La formule d’Umberto Eco est bien sûr excessive, mais il faut bien reconnaître que cet Himalaya de la littérature ne se livre pas d’emblée. Prenez le premier cas de notre série pour 2019, celui du Jardin d’Eden.

Ève et Adam disposent de tout ce dont ils ont besoin dans cette enceinte paradisiaque, si ce n’est qu’il est strictement défendu de manger d’un arbre particulier, celui de la connaissance du bien et du mal. Adam a reçu cette mise en garde, formelle, avant même la naissance d’Ève : « car le jour où tu en mangeras, tu devras mourir » (Genèse, 2/17). Notons bien qu’il n’est pas écrit : « tu mourras », c’est-à-dire que cela entraînera ta mort, mais seulement : « tu devras mourir… ».

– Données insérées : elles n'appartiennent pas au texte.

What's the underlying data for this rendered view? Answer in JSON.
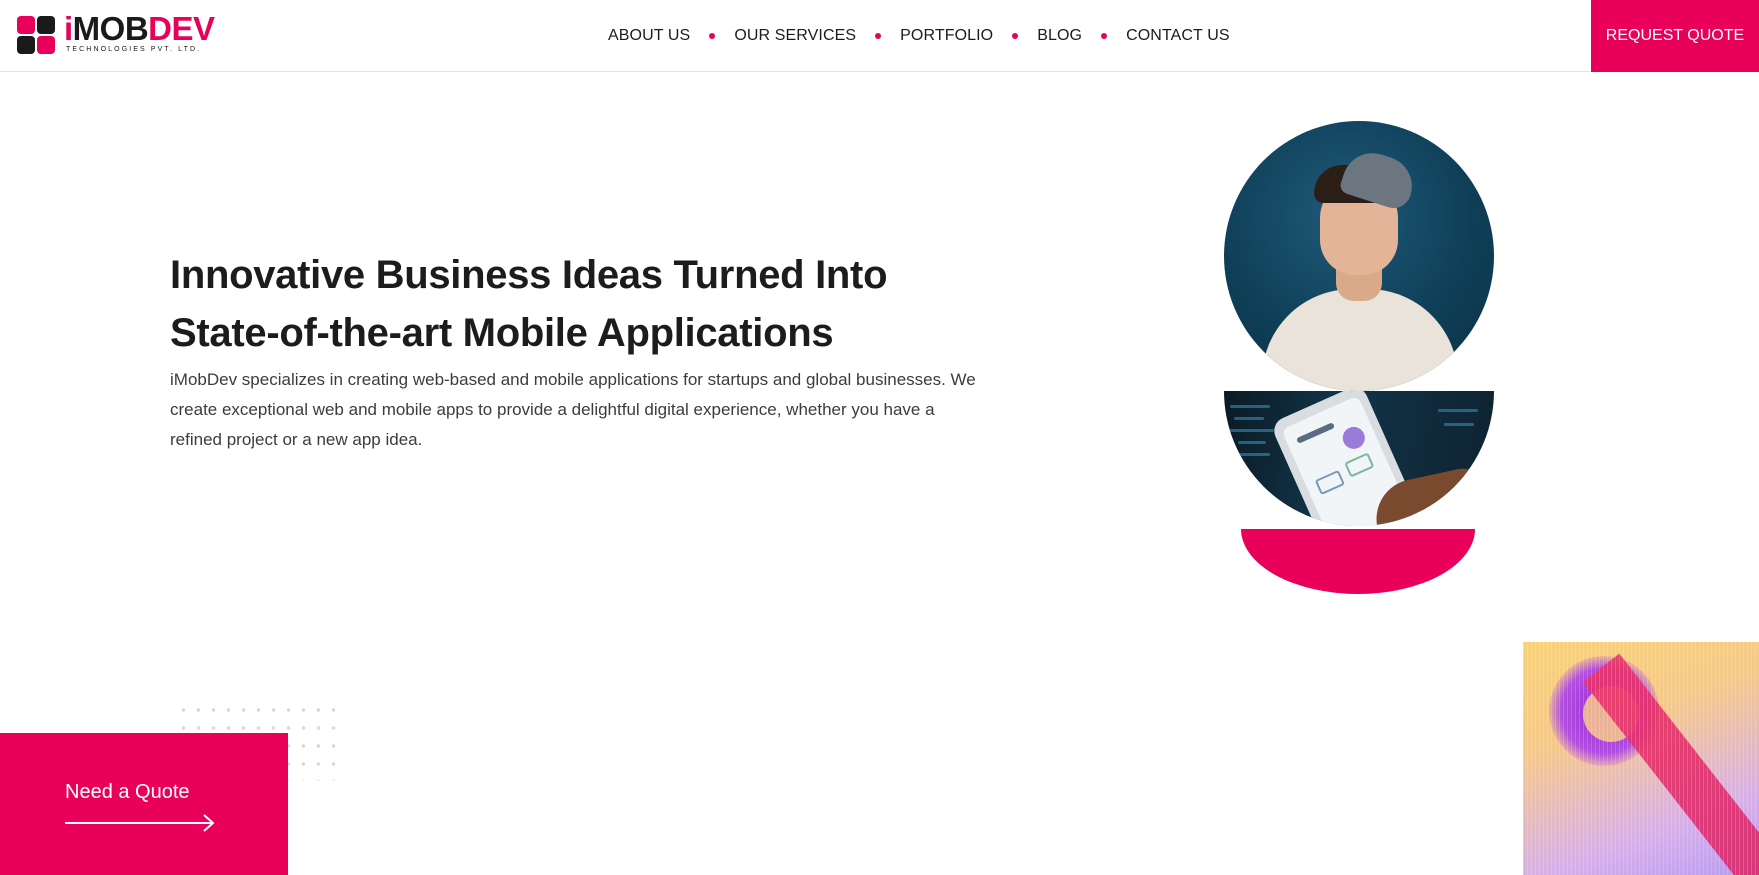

L’histoire retient qu’Ève, tentée par un reptile, enfreint l’interdit, « péché originel » qui déclenche la colère divine. Regardons-y de plus près.

Dans un premier temps, Ève a résisté. Le serpent l’a finalement convaincue de goûter de cet arbre. Elle en assimile son potentiel, le pouvoir de la connaissance et illustre donc la réflexion d’Oscar Wilde : « Je peux résister à tout, sauf à la tentation. »

Le serpent, dit le texte, est rusé. Au chapitre 3, versets 4 et 5, il fait valoir à cette femme que sa désobéissance ne la fera pas mourir mais la rendra l’égale des Elohîm, mot utilisé dans la Bible pour désigner toute divinité. D’où, deux questions immédiates : en quoi manger de cet arbre provoquerait-il la mort ? Comment interpréter le dialogue entre un reptile et un être humain ?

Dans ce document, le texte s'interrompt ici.